O mérito mais evidente do álbum é a falta de pudor em ser popular, em que pese a sofisticação dos arranjos, que muitas vezes remetem às experiências do início de carreira, a exemplo do tema de abertura, Sonho triste em Copacabana. A produção de Tavito – que traz ao estúdio uma riqueza instrumental cada vez mais rara atualmente, até mesmo em obras de medalhões da MPB – dá corpo a canções francamente românticas, como a faixa-título, Nós nos amaremos, Logo eu saudade e Amar direito, com seu belíssimo arranjo de acordeon. Apesar de Os dez mandamentos do amor pesar demais a mão e destoar do clima do disco, todas as outras têm potencial para figurar junto a sucessos da dupla Sá e Guarabyra como Dona e Espanhola.

A vertente “rural” do trio ganha reforço com Cidades meninas, compostas sobre municípios mineiros batizados com nomes femininos, a ecológica Dia do rio e a neo hippie Caminho de São Tomé. Mesmo nas faixas de temática urbana, as quais ressaltam a origem carioca do grupo, está presente a ambiguidade das referências do campo e da cidade, a exemplo da já citada Sonho triste em Copacabana e Novo Rio, que cria um diálogo interessante entre Futuros amantes, de Chico Buarque, e outro de seus sucessos enquanto dupla, Sobradinho.

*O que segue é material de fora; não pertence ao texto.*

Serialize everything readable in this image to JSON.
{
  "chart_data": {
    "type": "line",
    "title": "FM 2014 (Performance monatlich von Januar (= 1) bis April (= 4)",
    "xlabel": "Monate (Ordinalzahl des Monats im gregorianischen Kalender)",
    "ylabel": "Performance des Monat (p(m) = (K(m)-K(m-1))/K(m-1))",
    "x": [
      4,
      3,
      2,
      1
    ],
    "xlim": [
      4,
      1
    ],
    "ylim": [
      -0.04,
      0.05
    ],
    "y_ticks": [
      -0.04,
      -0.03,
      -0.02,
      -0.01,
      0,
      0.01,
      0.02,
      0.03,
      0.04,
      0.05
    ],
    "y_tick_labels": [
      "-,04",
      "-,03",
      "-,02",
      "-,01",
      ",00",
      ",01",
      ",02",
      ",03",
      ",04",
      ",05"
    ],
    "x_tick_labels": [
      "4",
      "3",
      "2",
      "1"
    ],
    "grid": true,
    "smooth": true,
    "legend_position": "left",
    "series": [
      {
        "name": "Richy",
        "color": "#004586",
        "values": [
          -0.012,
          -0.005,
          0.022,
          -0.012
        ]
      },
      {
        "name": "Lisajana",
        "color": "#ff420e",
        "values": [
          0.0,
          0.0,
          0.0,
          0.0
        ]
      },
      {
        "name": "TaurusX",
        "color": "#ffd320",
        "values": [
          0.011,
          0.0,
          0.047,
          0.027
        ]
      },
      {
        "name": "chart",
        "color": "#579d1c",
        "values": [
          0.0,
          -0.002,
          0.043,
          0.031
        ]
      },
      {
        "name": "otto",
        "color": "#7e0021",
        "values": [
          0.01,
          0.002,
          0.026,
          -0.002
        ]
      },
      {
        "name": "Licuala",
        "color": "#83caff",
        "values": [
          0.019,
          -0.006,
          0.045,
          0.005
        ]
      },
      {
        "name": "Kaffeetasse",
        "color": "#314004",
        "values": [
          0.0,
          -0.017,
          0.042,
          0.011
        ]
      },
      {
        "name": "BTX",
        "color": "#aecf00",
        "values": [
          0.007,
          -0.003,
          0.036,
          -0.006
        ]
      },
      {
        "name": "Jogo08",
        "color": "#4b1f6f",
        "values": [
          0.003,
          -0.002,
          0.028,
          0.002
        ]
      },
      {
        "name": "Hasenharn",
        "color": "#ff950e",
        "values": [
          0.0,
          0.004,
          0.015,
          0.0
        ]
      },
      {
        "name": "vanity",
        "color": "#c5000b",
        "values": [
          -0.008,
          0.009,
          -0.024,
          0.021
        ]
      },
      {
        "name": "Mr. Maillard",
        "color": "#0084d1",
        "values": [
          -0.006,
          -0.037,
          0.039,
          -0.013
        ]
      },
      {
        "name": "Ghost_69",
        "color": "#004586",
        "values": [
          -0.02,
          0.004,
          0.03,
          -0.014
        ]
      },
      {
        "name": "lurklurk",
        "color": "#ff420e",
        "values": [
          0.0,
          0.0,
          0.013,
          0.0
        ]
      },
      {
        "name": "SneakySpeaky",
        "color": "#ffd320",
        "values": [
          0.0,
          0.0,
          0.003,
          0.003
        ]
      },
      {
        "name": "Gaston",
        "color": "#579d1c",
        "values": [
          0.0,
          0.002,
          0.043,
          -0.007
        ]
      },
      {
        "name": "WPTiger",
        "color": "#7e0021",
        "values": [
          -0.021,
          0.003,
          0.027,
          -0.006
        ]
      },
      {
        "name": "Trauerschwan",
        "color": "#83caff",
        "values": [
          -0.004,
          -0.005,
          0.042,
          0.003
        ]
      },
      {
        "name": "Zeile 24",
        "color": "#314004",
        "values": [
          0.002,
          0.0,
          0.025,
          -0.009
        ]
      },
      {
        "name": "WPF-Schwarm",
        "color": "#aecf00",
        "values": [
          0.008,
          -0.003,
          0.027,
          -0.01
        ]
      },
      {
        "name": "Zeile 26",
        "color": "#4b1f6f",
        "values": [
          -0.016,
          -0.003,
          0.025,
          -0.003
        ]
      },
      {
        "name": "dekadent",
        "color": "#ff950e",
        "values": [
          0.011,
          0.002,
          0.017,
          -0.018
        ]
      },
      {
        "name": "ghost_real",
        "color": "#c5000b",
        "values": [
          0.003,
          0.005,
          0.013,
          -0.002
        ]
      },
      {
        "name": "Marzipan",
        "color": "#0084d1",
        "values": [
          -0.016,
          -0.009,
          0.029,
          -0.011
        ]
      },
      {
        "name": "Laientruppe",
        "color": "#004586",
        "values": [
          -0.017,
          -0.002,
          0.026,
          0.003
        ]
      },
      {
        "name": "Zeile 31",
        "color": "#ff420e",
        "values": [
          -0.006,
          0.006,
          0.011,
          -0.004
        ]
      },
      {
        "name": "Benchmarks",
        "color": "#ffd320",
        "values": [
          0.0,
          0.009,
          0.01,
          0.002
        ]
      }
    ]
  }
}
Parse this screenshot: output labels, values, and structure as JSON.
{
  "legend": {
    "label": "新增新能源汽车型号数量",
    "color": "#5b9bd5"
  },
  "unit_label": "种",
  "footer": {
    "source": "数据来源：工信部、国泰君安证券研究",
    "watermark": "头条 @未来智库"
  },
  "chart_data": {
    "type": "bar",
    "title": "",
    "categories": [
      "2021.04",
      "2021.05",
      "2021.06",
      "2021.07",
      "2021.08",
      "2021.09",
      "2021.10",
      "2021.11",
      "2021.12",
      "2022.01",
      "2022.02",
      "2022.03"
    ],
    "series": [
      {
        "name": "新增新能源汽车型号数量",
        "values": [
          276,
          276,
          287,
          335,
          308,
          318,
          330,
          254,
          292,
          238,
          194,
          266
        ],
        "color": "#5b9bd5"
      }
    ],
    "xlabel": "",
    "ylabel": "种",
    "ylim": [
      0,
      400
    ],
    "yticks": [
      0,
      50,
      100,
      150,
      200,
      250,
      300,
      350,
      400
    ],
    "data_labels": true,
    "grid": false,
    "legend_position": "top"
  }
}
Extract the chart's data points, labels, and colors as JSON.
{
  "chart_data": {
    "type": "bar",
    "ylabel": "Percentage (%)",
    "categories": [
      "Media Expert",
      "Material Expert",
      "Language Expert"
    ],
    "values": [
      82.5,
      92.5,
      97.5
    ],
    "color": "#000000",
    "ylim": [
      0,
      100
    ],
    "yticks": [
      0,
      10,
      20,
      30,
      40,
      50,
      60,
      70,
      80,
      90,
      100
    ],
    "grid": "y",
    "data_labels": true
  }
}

É impossível deixar de relacionar o caráter póstumo legado ao disco a uma de suas melhores composições, Marina, eu só quero viver, na qual versos românticos como “Eu não quero fazer a viagem/ Me faltam dois contos e um pouco de coragem” remetem involuntariamente à perda prematura de Zé Rodrix. Talvez, contudo, seja essa a melhor forma de homenagem, com a mesma despretensão e espontaneidade com que o trio compôs uma das melhores músicas da década de 70, Mestre Jonas.